Hype um Beteigeuze

  • Hallo zusammen,


    jeder von euch hat sicherlich die Veränderung bei Beteigeuze mitbekommen oder hoffentlich schon selbst beobachtet.


    Was ich ein wenig belächeln muss ist, dass ein jeder diese Beobachtung mit einer anstehenden Supernova in Verbindung bringt und was daraus alles im Netz gemacht wird. Wäre sicherlich einmalig und spektakulär.


    Wie geht ihr mit dem Hype (in der Vorweihnachtszeit) um?


    Tobi

  • Hallo Tobi,


    was erwartest Du als Antwort:
    "Das hat mich sehr betroffen gemacht und wir schließen Beteigeuze in die Fürbitte in der Weihnachtsmesse ein."?
    Meldungen wie die anstehende Supernova, der verschwindende rote Fleck oder interstellare Raumschiffe die sich als Komet tarnen, gibt es ständig - kommt und geht.


    Gruß


    Heiko

  • Hallo Heiko,


    das mit der Fürbitte ist eine gute Idee (wenn es denn hilft).
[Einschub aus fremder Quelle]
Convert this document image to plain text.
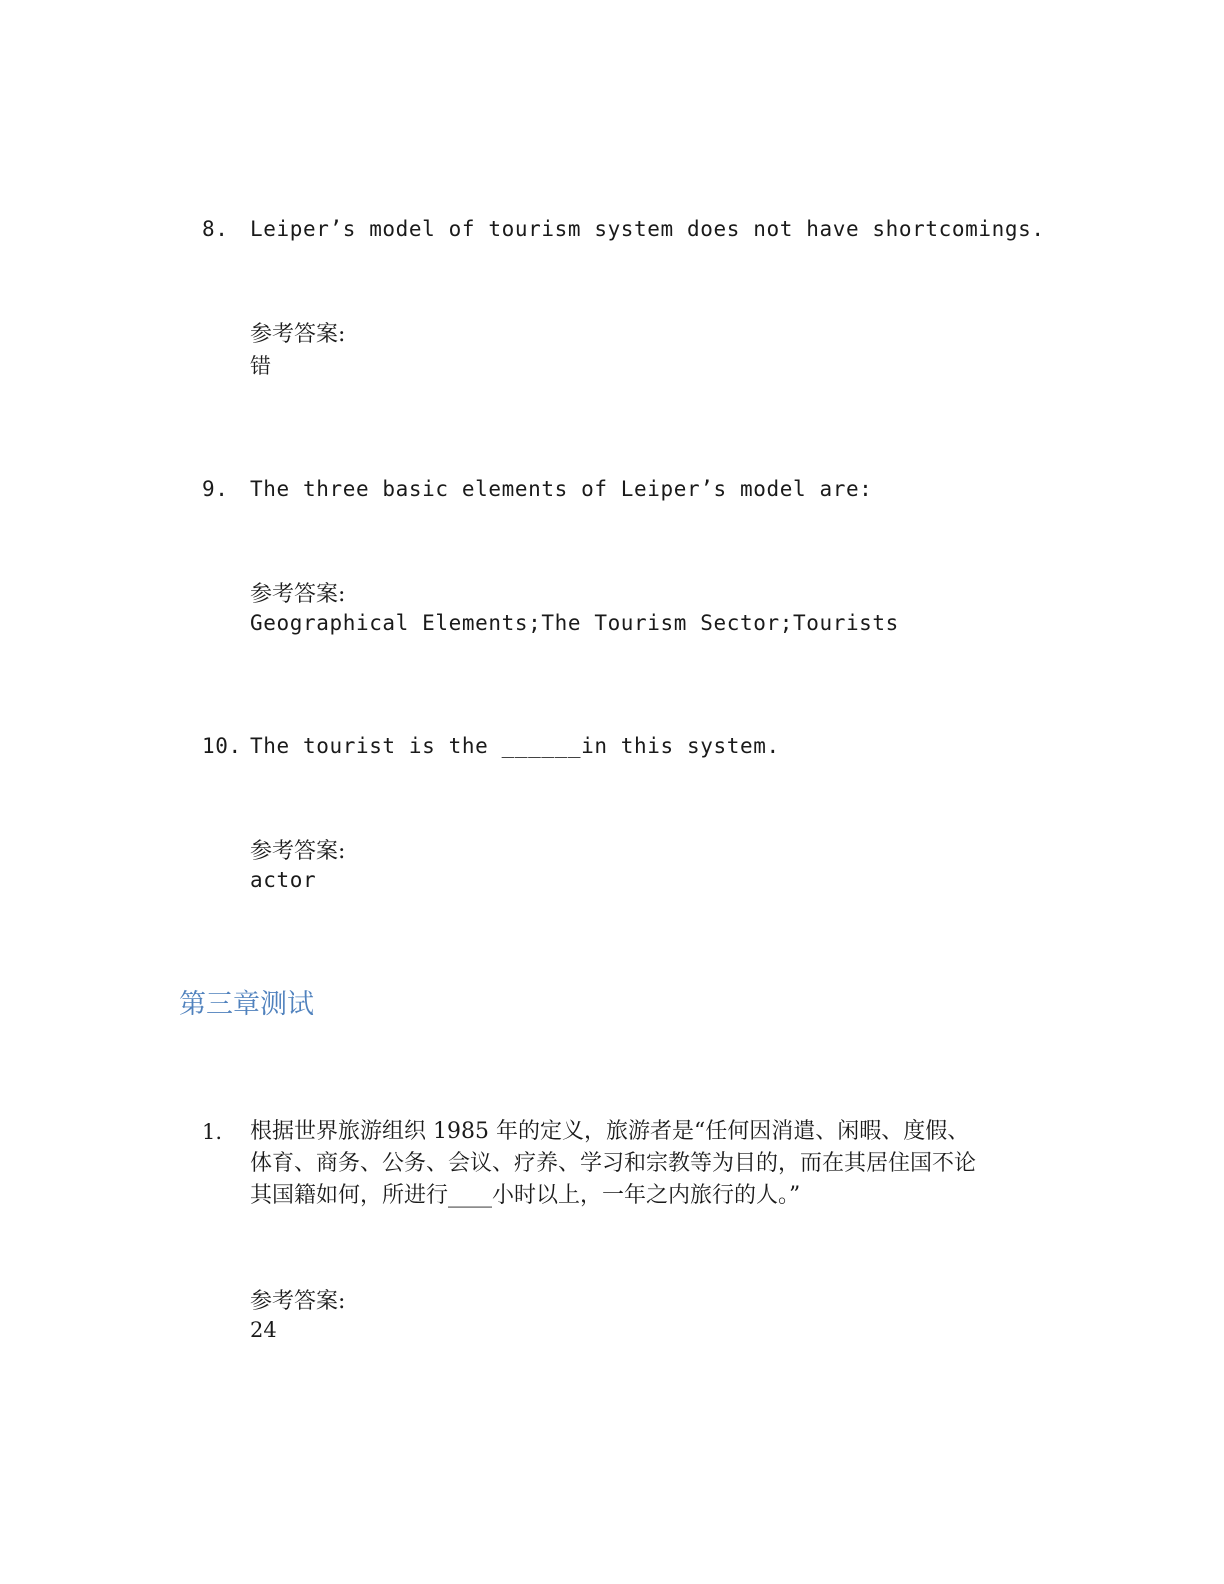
8. Leiper’s model of tourism system does not have shortcomings.
参考答案:
错
9. The three basic elements of Leiper’s model are:
参考答案:
Geographical Elements;The Tourism Sector;Tourists
10. The tourist is the ______in this system.
参考答案:
actor
第三章测试
1. 根据世界旅游组织 1985 年的定义，旅游者是“任何因消遣、闲暇、度假、
体育、商务、公务、会议、疗养、学习和宗教等为目的，而在其居住国不论
其国籍如何，所进行____小时以上，一年之内旅行的人。”
参考答案:
24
Eine Nichtantwort bzw. ein Ignorieren sind auch selbsterklärende Reaktionen.


    Die Erwartungen unter den Leuten sind doch sehr groß und die anschließende Enttäuschung könnte Größenordnungen höher liegen.


    Tobi

  • Hype oder nicht, man könnte das zum Anlass nehmen um sich zu fragen ob man vorbereitet ist.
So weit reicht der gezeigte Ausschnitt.